Pattern: Using pipelining to increase throughput#

If you have multiple work items and each requires several steps to complete, you can use the pipelining technique to improve the cluster utilization and increase the throughput of your system.

Note

Pipelining is an important technique to improve the performance and is heavily used by Ray libraries. See Ray Data as an example.

Example use case#

A component of your application needs to do both compute-intensive work and communicate with other processes.
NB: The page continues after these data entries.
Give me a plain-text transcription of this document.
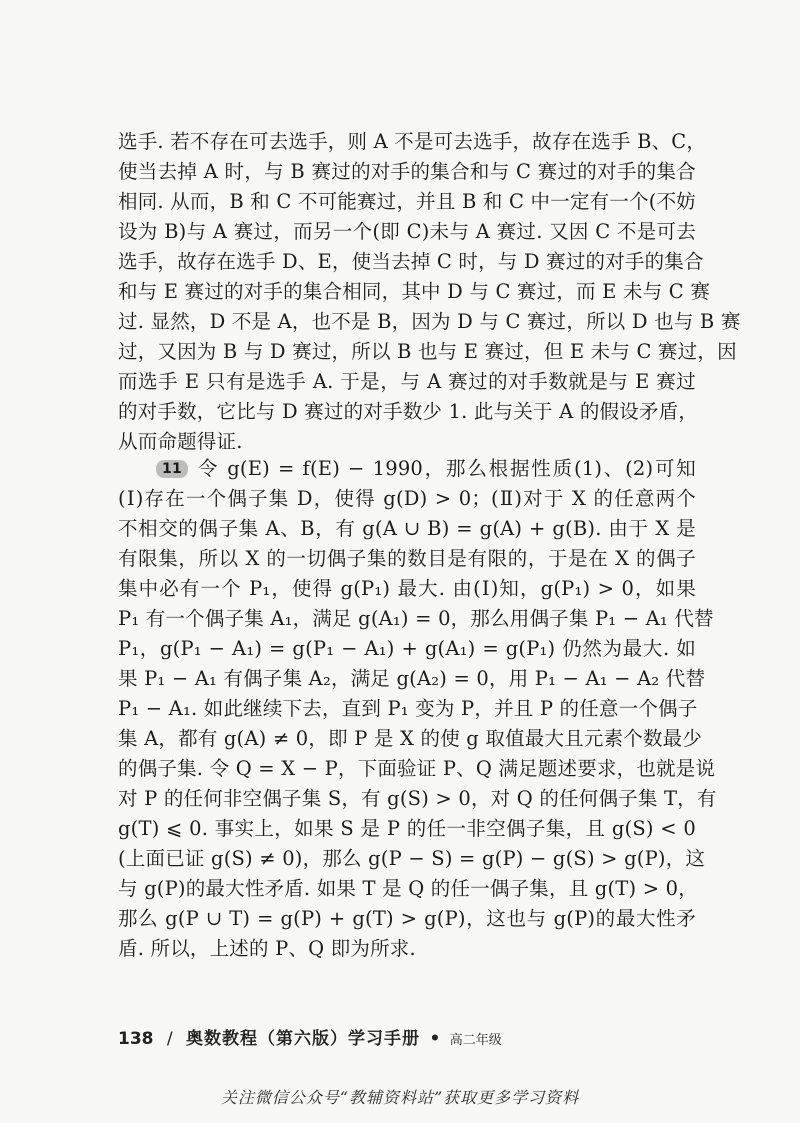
选手. 若不存在可去选手，则 A 不是可去选手，故存在选手 B、C，
使当去掉 A 时，与 B 赛过的对手的集合和与 C 赛过的对手的集合
相同. 从而，B 和 C 不可能赛过，并且 B 和 C 中一定有一个(不妨
设为 B)与 A 赛过，而另一个(即 C)未与 A 赛过. 又因 C 不是可去
选手，故存在选手 D、E，使当去掉 C 时，与 D 赛过的对手的集合
和与 E 赛过的对手的集合相同，其中 D 与 C 赛过，而 E 未与 C 赛
过. 显然，D 不是 A，也不是 B，因为 D 与 C 赛过，所以 D 也与 B 赛
过，又因为 B 与 D 赛过，所以 B 也与 E 赛过，但 E 未与 C 赛过，因
而选手 E 只有是选手 A. 于是，与 A 赛过的对手数就是与 E 赛过
的对手数，它比与 D 赛过的对手数少 1. 此与关于 A 的假设矛盾，
从而命题得证.
11 令 g(E) = f(E) − 1990，那么根据性质(1)、(2)可知
(Ⅰ)存在一个偶子集 D，使得 g(D) > 0；(Ⅱ)对于 X 的任意两个
不相交的偶子集 A、B，有 g(A ∪ B) = g(A) + g(B). 由于 X 是
有限集，所以 X 的一切偶子集的数目是有限的，于是在 X 的偶子
集中必有一个 P₁，使得 g(P₁) 最大. 由(Ⅰ)知，g(P₁) > 0，如果
P₁ 有一个偶子集 A₁，满足 g(A₁) = 0，那么用偶子集 P₁ − A₁ 代替
P₁，g(P₁ − A₁) = g(P₁ − A₁) + g(A₁) = g(P₁) 仍然为最大. 如
果 P₁ − A₁ 有偶子集 A₂，满足 g(A₂) = 0，用 P₁ − A₁ − A₂ 代替
P₁ − A₁. 如此继续下去，直到 P₁ 变为 P，并且 P 的任意一个偶子
集 A，都有 g(A) ≠ 0，即 P 是 X 的使 g 取值最大且元素个数最少
的偶子集. 令 Q = X − P，下面验证 P、Q 满足题述要求，也就是说
对 P 的任何非空偶子集 S，有 g(S) > 0，对 Q 的任何偶子集 T，有
g(T) ⩽ 0. 事实上，如果 S 是 P 的任一非空偶子集，且 g(S) < 0
(上面已证 g(S) ≠ 0)，那么 g(P − S) = g(P) − g(S) > g(P)，这
与 g(P)的最大性矛盾. 如果 T 是 Q 的任一偶子集，且 g(T) > 0，
那么 g(P ∪ T) = g(P) + g(T) > g(P)，这也与 g(P)的最大性矛
盾. 所以，上述的 P、Q 即为所求.
138 / 奥数教程（第六版）学习手册 • 高二年级
关注微信公众号“教辅资料站”获取更多学习资料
Ideally, you want to overlap computation and communication to saturate the CPU and increase the overall throughput.

Code example#

import ray


@ray.remote
class WorkQueue:
    def __init__(self):
        self.queue = list(range(10))

    def get_work_item(self):
        if self.queue:
            return self.queue.pop(0)
        else:
            return None


@ray.remote
class WorkerWithoutPipelining:
    def __init__(self, work_queue):
        self.work_queue = work_queue

    def process(self, work_item):
        print(work_item)

    def run(self):
        while True:
            # Get work from the remote queue.
            work_item = ray.get(self.work_queue.get_work_item.remote())

            if work_item is None:
                break

            # Do work.
            self.process(work_item)


@ray.remote
class WorkerWithPipelining:
    def __init__(self, work_queue):
        self.work_queue = work_queue

    def process(self, work_item):
        print(work_item)

    def run(self):
        self.work_item_ref = self.work_queue.get_work_item.remote()

        while True:
            # Get work from the remote queue.
            work_item = ray.get(self.work_item_ref)

            if work_item is None:
                break

            self.work_item_ref = self.work_queue.get_work_item.remote()

            # Do work while we are fetching the next work item.
            self.process(work_item)


work_queue = WorkQueue.remote()
worker_without_pipelining = WorkerWithoutPipelining.remote(work_queue)
ray.get(worker_without_pipelining.run.remote())

work_queue = WorkQueue.remote()
worker_with_pipelining = WorkerWithPipelining.remote(work_queue)
ray.get(worker_with_pipelining.run.remote())

In the example above, a worker actor pulls work off of a queue and then does some computation on it. Without pipelining, we call ray.get() immediately after requesting a work item, so we block while that RPC is in flight, causing idle CPU time. With pipelining, we instead preemptively request the next work item before processing the current one, so we can use the CPU while the RPC is in flight which increases the CPU utilization.